Speaker
Description
The solar atmosphere is hotter than predicted by assuming radiative equilibrium. This is most obviously evidenced by the high temperature of the solar corona, but the bulk of the energy deposition happens already down in the much cooler chromosphere. While in recent years we have gain detailed understanding of many important processes that must be at work in the chromosphere, also from numerical simulations, their exact contribution to the total energy budget remains unclear.
Chromospheric heating or cooling can be estimated by calculating the radiative losses whenever a model atmosphere is available. Most comparisons between simulations and observations have used canonical values of radiative losses that have been derived from 1D models of spato-temporal averages of solar spectra (e.g., FAL / VAL models). Such approach cannot capture the high complexity and fine structures that is observed in high resolution observations.

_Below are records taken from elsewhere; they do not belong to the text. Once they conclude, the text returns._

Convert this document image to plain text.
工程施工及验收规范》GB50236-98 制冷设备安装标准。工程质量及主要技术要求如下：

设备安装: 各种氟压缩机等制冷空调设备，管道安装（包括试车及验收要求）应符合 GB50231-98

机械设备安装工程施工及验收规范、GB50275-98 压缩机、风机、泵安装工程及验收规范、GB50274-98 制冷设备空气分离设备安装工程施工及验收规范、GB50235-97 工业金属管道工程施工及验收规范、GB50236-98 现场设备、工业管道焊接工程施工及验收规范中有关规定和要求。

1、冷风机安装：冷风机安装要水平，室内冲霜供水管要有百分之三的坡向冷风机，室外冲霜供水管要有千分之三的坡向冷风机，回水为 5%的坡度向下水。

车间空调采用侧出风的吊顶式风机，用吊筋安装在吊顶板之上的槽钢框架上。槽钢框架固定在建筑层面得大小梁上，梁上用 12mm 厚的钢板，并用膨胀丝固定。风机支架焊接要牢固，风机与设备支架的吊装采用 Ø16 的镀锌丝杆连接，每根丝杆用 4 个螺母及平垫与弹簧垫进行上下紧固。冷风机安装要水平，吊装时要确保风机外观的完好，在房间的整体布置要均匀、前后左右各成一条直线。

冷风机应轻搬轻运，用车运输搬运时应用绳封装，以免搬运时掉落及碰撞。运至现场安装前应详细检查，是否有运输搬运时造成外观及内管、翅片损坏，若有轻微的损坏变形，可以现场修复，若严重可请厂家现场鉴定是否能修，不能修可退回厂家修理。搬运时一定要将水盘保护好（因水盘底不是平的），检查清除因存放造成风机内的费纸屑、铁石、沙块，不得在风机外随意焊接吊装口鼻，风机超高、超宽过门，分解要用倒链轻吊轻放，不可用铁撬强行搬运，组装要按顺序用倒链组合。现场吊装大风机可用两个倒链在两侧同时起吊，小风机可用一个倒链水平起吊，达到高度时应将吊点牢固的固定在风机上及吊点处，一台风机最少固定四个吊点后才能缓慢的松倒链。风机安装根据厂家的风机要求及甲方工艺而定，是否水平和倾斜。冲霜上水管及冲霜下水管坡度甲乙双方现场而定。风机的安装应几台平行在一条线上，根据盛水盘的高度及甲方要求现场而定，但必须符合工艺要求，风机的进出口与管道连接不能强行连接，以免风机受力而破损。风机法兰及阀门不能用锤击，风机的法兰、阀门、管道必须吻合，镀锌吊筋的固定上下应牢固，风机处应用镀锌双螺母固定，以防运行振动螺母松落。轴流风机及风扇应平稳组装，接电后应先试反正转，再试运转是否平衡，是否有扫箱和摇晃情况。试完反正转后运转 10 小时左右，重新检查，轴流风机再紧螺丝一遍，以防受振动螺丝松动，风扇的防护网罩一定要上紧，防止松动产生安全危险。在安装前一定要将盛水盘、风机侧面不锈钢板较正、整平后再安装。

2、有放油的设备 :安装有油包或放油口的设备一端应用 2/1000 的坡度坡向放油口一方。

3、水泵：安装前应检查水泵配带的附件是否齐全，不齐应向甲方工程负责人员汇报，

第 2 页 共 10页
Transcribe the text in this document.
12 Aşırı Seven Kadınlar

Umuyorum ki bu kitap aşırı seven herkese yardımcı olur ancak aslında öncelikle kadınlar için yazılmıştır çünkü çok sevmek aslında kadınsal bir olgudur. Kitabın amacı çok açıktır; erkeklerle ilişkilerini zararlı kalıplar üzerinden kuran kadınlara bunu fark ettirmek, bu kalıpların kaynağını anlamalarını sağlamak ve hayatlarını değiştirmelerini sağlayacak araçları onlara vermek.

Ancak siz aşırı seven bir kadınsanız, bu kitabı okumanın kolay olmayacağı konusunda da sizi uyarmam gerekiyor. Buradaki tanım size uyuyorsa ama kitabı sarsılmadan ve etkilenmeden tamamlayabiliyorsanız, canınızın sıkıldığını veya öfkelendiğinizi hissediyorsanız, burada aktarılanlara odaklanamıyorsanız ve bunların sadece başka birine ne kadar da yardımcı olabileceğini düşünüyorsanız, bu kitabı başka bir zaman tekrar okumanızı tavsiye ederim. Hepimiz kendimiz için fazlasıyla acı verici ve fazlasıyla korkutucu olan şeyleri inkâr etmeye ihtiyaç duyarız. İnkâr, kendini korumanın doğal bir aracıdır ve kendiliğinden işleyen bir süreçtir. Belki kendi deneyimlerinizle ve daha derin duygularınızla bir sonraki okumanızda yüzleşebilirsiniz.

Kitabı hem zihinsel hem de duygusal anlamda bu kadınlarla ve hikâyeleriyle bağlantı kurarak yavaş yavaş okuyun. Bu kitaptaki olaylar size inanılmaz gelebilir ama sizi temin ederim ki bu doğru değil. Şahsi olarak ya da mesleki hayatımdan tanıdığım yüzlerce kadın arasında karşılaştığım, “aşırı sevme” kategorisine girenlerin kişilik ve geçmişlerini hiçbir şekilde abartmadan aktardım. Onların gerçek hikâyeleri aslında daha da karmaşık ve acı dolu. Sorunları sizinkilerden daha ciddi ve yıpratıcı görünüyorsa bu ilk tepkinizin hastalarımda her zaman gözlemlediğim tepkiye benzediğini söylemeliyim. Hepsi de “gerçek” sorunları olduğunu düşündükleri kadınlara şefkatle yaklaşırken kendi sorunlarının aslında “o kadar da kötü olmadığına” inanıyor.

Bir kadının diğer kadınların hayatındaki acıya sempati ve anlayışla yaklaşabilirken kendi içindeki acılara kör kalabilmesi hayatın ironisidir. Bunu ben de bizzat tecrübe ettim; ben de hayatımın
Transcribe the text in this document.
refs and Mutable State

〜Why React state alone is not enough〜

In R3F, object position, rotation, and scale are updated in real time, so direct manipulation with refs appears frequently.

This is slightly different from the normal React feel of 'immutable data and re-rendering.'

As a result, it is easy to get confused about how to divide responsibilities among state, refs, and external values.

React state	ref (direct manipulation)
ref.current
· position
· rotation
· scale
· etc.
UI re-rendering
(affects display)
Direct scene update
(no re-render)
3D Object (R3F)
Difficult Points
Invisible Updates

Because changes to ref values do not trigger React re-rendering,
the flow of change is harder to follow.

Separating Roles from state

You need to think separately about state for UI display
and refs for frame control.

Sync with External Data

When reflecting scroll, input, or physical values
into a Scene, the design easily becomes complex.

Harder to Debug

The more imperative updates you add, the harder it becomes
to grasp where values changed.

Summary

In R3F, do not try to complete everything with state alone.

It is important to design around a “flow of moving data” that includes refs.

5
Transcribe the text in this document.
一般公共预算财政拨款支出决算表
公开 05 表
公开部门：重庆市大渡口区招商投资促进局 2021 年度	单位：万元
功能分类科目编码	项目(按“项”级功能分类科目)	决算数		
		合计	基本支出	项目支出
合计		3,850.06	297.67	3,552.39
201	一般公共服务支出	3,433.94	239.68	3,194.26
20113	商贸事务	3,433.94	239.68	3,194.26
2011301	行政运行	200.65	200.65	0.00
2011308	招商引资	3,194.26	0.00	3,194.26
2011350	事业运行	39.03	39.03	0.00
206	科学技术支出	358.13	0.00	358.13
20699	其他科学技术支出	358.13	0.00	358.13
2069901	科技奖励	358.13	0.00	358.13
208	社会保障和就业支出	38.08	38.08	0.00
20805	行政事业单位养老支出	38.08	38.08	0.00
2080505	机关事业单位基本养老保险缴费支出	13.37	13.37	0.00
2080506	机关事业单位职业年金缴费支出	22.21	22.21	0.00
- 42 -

Recent studies have evidenced that spatially resolved radiative cooling can be up to five times higher in active regions than those canonical values that are usually assumed.
In this talk, we present spatially resolved radiative cooling rates computed from the inversion of high spatial resolution chromospheric datasets observed with the Swedish 1-m Solar Telescope in Ca II K, 8542 and Fe I 6301/6302. We study the distribution of radiative cooling across the FOV in different targets in active regions and in quiet-Sun. Our results will help modellers to set better constraints on theoretical predictions and models.